For the fourth quarter, the world’s No.4 PC vendor reported a net loss of T$7.6 billion, compared to expectations of a T$3.69 billion loss according to Thomson Reuters I/B/E/S. The loss includes a NT$1.3 billion write-down in raw materials inventory and other costs.
The company had posted a worse-than-expected net loss of T$13.12 billion in the third quarter and a T$3.37 billion loss in the same quarter of 2012. It has reported losses or meager profit at best every quarter for almost three years.
“Acer acknowledges missteps in the past on resource allocation and the over expectation of ultrabooks and notebooks with touchpanel,” the company said in a press release. “Although the products were leading in design they did not accurately fulfill market needs.”
Chief financial officer Eva Ho told reporters at a press conference that the company will continue to face challenges but that losses should continue to shrink. Coming on the heels of a previously announced 7 percent reduction in workforce and other cost-cutting measures, Ho did not rule out future job cuts.
As part of a turnaround strategy, in December the company named former Taiwan Semiconductor Manufacturing Co Ltd sales executive Jason Chen as its new CEO and launched a new initiative to integrate hardware, software and cloud services.
Rocked by rapidly-changing tastes in consumer electronics and the overall decline of the PC industry, Acer’s market share has declined from the double-digit levels it enjoyed from 2008 to mid-2011, according to data from research firm IDC.
The company remains stuck in the weakest sector of the PC market, focusing on consumer sales while rivals like Hewlett-Packard Co and Lenovo Group Ltd push harder into enterprise PCs and servers.
It also hasn’t made significant inroads into the faster growing tablet sphere, losing out to heavyweights Apple Inc and Samsung Electronics Co Ltd.

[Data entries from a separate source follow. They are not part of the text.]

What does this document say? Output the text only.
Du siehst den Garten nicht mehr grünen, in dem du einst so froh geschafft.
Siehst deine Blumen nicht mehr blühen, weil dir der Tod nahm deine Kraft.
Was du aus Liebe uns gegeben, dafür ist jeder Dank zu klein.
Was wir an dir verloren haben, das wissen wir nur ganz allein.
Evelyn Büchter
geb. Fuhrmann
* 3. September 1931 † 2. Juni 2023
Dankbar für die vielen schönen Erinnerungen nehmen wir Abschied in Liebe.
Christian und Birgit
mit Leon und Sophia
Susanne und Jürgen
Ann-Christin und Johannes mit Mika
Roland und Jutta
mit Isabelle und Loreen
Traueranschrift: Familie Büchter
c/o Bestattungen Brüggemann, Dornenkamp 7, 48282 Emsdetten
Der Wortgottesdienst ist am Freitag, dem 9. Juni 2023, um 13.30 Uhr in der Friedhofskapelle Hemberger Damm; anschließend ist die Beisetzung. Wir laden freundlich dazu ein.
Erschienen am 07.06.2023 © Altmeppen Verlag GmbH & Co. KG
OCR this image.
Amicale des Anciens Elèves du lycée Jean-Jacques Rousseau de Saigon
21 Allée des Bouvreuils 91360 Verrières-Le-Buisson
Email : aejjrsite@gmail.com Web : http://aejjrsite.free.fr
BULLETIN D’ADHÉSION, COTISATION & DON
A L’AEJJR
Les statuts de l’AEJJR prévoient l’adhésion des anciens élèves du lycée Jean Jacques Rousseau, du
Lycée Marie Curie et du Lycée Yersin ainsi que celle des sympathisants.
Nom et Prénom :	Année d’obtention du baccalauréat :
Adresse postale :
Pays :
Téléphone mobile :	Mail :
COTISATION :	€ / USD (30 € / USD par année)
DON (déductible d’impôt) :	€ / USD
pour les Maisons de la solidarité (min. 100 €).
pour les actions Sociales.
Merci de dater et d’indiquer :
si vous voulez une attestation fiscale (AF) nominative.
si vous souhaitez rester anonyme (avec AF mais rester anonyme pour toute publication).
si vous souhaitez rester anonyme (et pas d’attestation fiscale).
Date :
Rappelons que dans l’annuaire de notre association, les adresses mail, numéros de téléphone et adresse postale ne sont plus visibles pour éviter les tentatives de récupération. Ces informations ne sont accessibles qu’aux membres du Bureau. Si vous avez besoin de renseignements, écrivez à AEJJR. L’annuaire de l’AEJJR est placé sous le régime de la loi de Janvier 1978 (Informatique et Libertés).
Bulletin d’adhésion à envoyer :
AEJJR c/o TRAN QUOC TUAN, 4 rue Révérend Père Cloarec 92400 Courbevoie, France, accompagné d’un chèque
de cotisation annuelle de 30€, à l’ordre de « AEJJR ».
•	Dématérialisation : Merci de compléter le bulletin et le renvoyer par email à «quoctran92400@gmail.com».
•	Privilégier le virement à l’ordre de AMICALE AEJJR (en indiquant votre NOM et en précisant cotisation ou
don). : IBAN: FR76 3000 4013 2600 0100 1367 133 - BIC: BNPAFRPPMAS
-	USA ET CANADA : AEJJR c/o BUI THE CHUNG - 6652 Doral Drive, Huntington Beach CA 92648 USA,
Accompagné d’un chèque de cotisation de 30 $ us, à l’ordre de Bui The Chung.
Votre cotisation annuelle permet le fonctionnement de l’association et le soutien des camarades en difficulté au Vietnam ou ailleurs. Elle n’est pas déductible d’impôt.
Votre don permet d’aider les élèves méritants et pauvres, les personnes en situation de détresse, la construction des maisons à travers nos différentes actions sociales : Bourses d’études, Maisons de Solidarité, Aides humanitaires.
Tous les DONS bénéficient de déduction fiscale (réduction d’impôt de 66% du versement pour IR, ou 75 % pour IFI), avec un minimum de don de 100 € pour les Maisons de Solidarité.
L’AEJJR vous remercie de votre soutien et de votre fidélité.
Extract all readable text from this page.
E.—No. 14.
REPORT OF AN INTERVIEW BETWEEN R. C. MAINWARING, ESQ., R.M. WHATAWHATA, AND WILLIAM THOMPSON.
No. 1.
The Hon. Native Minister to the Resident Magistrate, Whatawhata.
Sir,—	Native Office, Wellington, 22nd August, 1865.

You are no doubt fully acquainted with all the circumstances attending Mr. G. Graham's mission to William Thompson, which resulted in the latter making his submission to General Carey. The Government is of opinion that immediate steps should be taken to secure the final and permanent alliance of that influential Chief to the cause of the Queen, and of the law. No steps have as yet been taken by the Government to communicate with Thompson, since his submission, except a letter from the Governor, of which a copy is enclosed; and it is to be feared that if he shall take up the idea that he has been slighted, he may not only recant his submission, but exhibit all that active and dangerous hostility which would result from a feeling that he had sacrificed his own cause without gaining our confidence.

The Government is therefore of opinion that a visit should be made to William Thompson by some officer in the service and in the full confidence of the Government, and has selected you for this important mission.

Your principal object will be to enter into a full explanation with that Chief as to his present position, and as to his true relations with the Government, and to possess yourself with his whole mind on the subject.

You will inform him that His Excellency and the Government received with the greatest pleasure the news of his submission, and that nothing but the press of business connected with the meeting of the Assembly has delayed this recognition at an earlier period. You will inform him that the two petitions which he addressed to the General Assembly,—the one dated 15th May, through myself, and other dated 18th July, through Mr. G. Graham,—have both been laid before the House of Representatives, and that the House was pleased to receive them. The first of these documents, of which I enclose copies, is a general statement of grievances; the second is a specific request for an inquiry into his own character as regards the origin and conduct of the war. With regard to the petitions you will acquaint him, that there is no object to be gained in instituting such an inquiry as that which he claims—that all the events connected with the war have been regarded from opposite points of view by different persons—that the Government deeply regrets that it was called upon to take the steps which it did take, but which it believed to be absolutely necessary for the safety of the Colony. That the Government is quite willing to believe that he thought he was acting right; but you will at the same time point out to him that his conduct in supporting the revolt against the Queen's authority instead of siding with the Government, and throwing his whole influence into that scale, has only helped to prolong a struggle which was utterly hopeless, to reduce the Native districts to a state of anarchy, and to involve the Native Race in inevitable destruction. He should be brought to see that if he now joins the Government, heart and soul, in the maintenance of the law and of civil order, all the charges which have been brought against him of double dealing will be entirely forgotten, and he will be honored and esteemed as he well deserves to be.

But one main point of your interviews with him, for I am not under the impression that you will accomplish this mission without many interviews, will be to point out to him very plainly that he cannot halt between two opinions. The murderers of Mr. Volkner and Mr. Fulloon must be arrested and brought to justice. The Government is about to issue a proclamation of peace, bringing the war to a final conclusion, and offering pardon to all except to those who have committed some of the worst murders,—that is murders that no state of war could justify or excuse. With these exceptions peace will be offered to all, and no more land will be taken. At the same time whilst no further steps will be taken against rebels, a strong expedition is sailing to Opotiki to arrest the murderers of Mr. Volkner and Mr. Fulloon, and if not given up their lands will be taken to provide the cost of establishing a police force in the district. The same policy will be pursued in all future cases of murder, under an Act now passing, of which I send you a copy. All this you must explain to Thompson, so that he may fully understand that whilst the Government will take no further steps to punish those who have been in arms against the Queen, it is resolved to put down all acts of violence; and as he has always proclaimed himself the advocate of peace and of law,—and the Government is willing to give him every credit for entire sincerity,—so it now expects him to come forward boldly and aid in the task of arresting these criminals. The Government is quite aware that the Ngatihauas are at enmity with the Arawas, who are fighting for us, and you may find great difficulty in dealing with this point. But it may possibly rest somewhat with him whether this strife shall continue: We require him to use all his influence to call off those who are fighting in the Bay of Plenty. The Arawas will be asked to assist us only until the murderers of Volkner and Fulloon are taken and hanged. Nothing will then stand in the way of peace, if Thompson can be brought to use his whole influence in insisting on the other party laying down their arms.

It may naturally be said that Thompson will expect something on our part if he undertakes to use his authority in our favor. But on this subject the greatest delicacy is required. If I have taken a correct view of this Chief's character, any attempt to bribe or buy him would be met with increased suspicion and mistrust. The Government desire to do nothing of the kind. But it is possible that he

Executive-level reshuffling has also led to criticism that the company lacks strong leadership, as Chen is the company’s second CEO since Italian-born Gianfranco Lanci left acrimoniously in 2011. In November, then-corporate president Jim Wong had been announced to take on the CEO position, only to step down two weeks later.
Co-founder Stan Shih also returned in November as chairman in an effort to stanch the bleeding.
Analysts fault the company for lack of a clear strategy and path to profitability on its “Build Your Own Cloud” campaign, which the company has trumpeted as the wave of the future.